The City Council Rules Committee appeared ready Tuesday to reject Mayor Alvin Brown’s choice of a budget officer before a last-minute deferral postponed a decision for another two weeks.
The committee vetted Brown’s appointments of Karim Kurji as fleet management chief and Glenn Hansen as budget officer. It approved Kurji with a 6-0 vote.
Questions about Hansen’s residence in St. Marys, Ga., and subsequent need of a waiver to be hired left the majority of committee members expressing their intentions to oppose his appointment.
Before the vote, Jessica Deal, Brown’s Council liaison, asked for action to be deferred for a cycle to allow the administration and Council to work on a compromise.
Current law calls for all appointed City employees subject to Council confirmation to reside in the five-county Northeast Florida area consisting of Baker, Clay, Duval, Nassau and St. Johns counties.

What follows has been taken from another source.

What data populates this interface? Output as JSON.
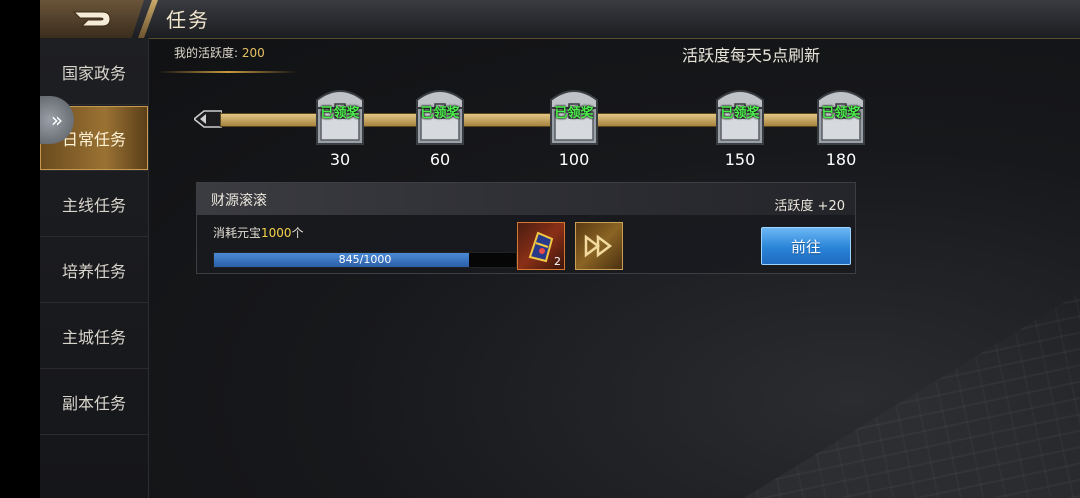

Council passed an ordinance last year to require new City employees hired after July 1 this year to live in Duval County.
The waiver is needed for Hansen because he lives in Georgia.
Several Council members, including Clay Yarborough, said while Hansen was “highly qualified for the position,” he couldn’t move past the residency requirement.
Council member John Crescimbeni was one of the dissenting votes of the latest residency bill, but said he was “in a quandary” between his personal philosophy that policymakers should be residents of the city in which they make policy and Hansen’s resume.
Hansen has been with StrategicIntegration in St. Marys, Ga., since 2007, when he retired from the Federal Reserve Bank of Chicago after 25 years. He served as its general auditor for six years and as senior vice president of the Detroit Branch.
When asked if he would move to Jacksonville for the job, Hansen said the issue was financial. He said he bought a home in St. Marys near the height of the real estate surge and its rapid decline has resulted in its value being diminished by “50 percent of what we paid.”
“The whole thing has to do with financial feasibility, not heart,” Hansen said.
Deal said that the “overwhelming majority” of Brown’s appointments have been from Jacksonville or the allowable area and asked Council to take into account Hansen’s background.
“Hands down, Mr. Hansen’s qualifications represent why the mayor is even willing to bring this to your consideration,” she said.
Rules Chairman Bill Bishop said Hansen was “eminently qualified” and the process was not fair to Hansen. Instead, Bishop took issue with the administration for creating the situation.
“That’s just life. It isn’t fair but it is,” Bishop said of the residency requirement. “If we think it’s a good ordinance, we should keep it. If we think it’s a bad one, we should repeal it.”
After Bishop, Yarborough, Crescimbeni and Council members Matt Schellenberg and Johnny Gaffney voiced opposition or hesitancy on the appointment, Deal asked for the deferral, which Bishop approved.